The presented paper entitled "SemRel2024: A Collection of Semantic Textual Relatedness Datasets for 14 Languages" introduces a new dataset collection designated for evaluating Semantic Textual Relatedness (STR) across a selection of 14 languages. These languages are primarily from Africa and Asia, and include both high-resource and low-resource languages: Afrikaans, Algerian Arabic, Amharic, English, Hausa, Hindi, Indonesian, Kinyarwanda, Marathi, Moroccan Arabic, Modern Standard Arabic, Punjabi, Spanish, and Telugu. This multilingual dataset aims to advance NLP resources for low-resource languages by facilitating a broader understanding of semantic relatedness beyond mere similarity, considering differences in context such as entailment, topical alignment, and temporal congruence.

Dataset Collection and Composition

The SemRel dataset stands out because it is curated specifically for monolingual STR tasks across five distinct language families. It includes a variety of sentence pairings, each annotated with a relatedness score ranging from 0 to 1. The annotation was conducted using a Best-Worst Scaling (BWS) approach among native speakers, ensuring that the derived scores typically align with human intuition about semantic relatedness within each language.

The datasets were compiled from diverse publicly available text sources, reflective of the domains like news articles, conversational threads, and other forms of informal and formal writings. Each language dataset was carefully curated to capture diverse linguistic idiosyncrasies, using a combination of lexical overlap, entailment, paraphrase generation, and random sampling methods to ensure rich variance in relatedness scores.

Methodology and Challenges

The paper outlines methodological insights into the dataset preparation, discussing the linguistic and technical challenges intrinsic to working with low-resource languages. These include limited availability of textual datasets and the complexity of ensuring balanced representation across relatedness levels without relying disproportionately on high-resource contextual models, which might not adequately represent less-resourced languages.

The annotations ensure high reliability by employing BWS over traditional Likert-like scales to mitigate reliability and consistency issues, thus achieving robust measurement of semantic relatedness. The split-half reliability scores indicate consistent annotator agreement on instance rankings, reinforcing the dataset's reliability.

Evaluation and Results

The paper reports on a series of STR model experiments, both in supervised and unsupervised settings using multilingual models such as mBERT and XLM-RoBERTa, alongside language-specific models. Results reveal that while multilingual BERT-based models provide reasonable STR performance, there are notable discrepancies in their efficacy across different linguistic corpora, likely tied to inherent biases within the pre-trained models toward high-resource languages.

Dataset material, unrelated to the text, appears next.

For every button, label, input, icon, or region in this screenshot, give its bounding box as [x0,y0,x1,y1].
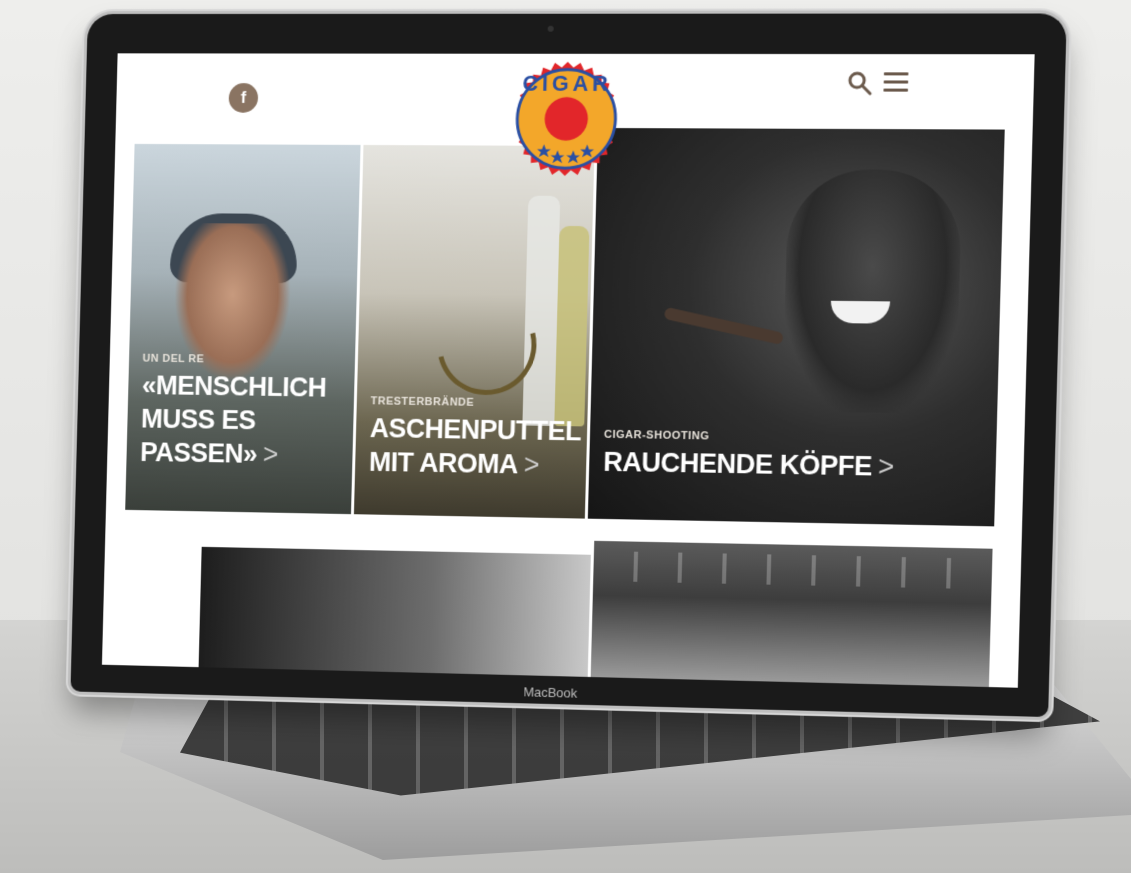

When language-specific models were employed, they generally outperformed their general multilingual counterparts—signaling the continued importance of focused language-specific model development. However, the paper acknowledges the variability in correlation scores across languages, especially highlighting the challenges in STR tasks for languages like Punjabi, indicating room for further research.

Implications and Future Directions

The SemRel datasets serve as a cornerstone for expanded multilingual and cross-lingual NLP research, particularly in developing effective STR models that can enhance various downstream tasks such as sentiment analysis, machine translation, and dialogue systems. The initiative underscores the need for NLP advancements suited to low-resource environments and provides foundational data necessary to train models capable of accurately interpreting diverse semantic nuances across languages.

The authors suggest future dataset expansions and encourage the NLP community to utilize and build upon the SemRel datasets for expanded STR understanding and applications. Moreover, future investigations might consider leveraging emerging architectures that can dynamically adapt to low-resource scenarios, potentially improving LLM efficacy in capturing cross-lingual semantic dynamics even further.